Страница 1 из 4
Оноре де Бальзак
Страсть в пустыне
— Жуткое зрелище, — воскликнула она, выходя из зверинца Мартэна, где только что посмотрела выступление этого смельчака, «работающего», выражаясь стилем афиши, со своей гиеной... — Как ему удалось, — продолжала она, — до такой степени приручить этих тварей, чтобы настолько быть уверенным в их привязанности и...
— То, что кажется вам трудно выполнимым, — перебил я ее, — на самом деле вполне естественно.
— О! — воскликнула она, и улыбка недоверия коснулась ее губ.
— Вы считаете, что животные совершенно лишены страстей? — спросил я ее. — Так знайте, мы способны сообщать им любые пороки, порождаемые нашей цивилизацией.
Она посмотрела на меня с крайним удивлением.
— Но признаюсь, — продолжал я, — когда мне впервые довелось увидеть Мартэна, то, как и вы, я не смог сдержать удивления. Тогда рядом со мной случайно оказался старый солдат, у которого была ампутирована правая нога. Вид его поразил меня. Война оставила свою печать на его лице, и наполеоновские битвы начертали на его лбу свои письмена.

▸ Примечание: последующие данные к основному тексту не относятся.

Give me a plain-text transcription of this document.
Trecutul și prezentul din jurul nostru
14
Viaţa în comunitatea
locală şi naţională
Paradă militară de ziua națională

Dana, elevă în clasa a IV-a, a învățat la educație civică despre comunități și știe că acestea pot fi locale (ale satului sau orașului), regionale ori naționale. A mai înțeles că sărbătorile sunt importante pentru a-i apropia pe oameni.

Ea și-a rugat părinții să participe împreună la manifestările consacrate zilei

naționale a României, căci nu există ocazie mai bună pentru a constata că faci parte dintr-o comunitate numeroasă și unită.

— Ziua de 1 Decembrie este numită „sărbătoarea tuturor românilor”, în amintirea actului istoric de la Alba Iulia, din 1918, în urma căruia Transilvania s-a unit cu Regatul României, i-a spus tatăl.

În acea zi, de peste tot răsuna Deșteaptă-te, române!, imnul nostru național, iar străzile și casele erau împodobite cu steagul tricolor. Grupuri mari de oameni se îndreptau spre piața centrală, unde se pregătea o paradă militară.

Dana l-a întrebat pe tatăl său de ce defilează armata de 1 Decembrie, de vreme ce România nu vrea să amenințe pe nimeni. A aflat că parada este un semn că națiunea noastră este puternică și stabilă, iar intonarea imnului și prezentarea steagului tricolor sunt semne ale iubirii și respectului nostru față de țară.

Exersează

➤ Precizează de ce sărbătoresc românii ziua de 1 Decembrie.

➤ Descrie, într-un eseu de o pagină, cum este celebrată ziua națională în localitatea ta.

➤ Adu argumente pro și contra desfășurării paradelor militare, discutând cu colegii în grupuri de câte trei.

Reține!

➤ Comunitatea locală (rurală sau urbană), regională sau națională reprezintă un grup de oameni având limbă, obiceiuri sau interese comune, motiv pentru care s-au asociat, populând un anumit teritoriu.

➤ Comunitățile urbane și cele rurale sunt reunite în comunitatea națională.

Но его открытое лицо имело то выражение непосредственности и добродушия, которое всегда действовало на меня располагающе. Без сомнения, он был одним из тех служивых, которые ничему не удивляются; находят смешное даже в предсмертных конвульсиях товарища и предают его земле с таким же легким сердцем, как и грабят. Такие люди бесстрашно стоят под пулями, не тратят время на долгие раздумья и, не колеблясь, сведут дружбу хоть с самим дьяволом. Внимательно посмотрев на выходящего из своей ложи владельца зверинца, мой случайный спутник сморщил губы одновременно и насмешливо, и презрительно. Лицо его приобрело то особое выражение, которым высокомерные люди показывают, что их не так-то легко провести. Когда же я стал распространяться насчет храбрости Мартэна, он улыбнулся и, мотнув головой, воскликнул: «Дело известное!».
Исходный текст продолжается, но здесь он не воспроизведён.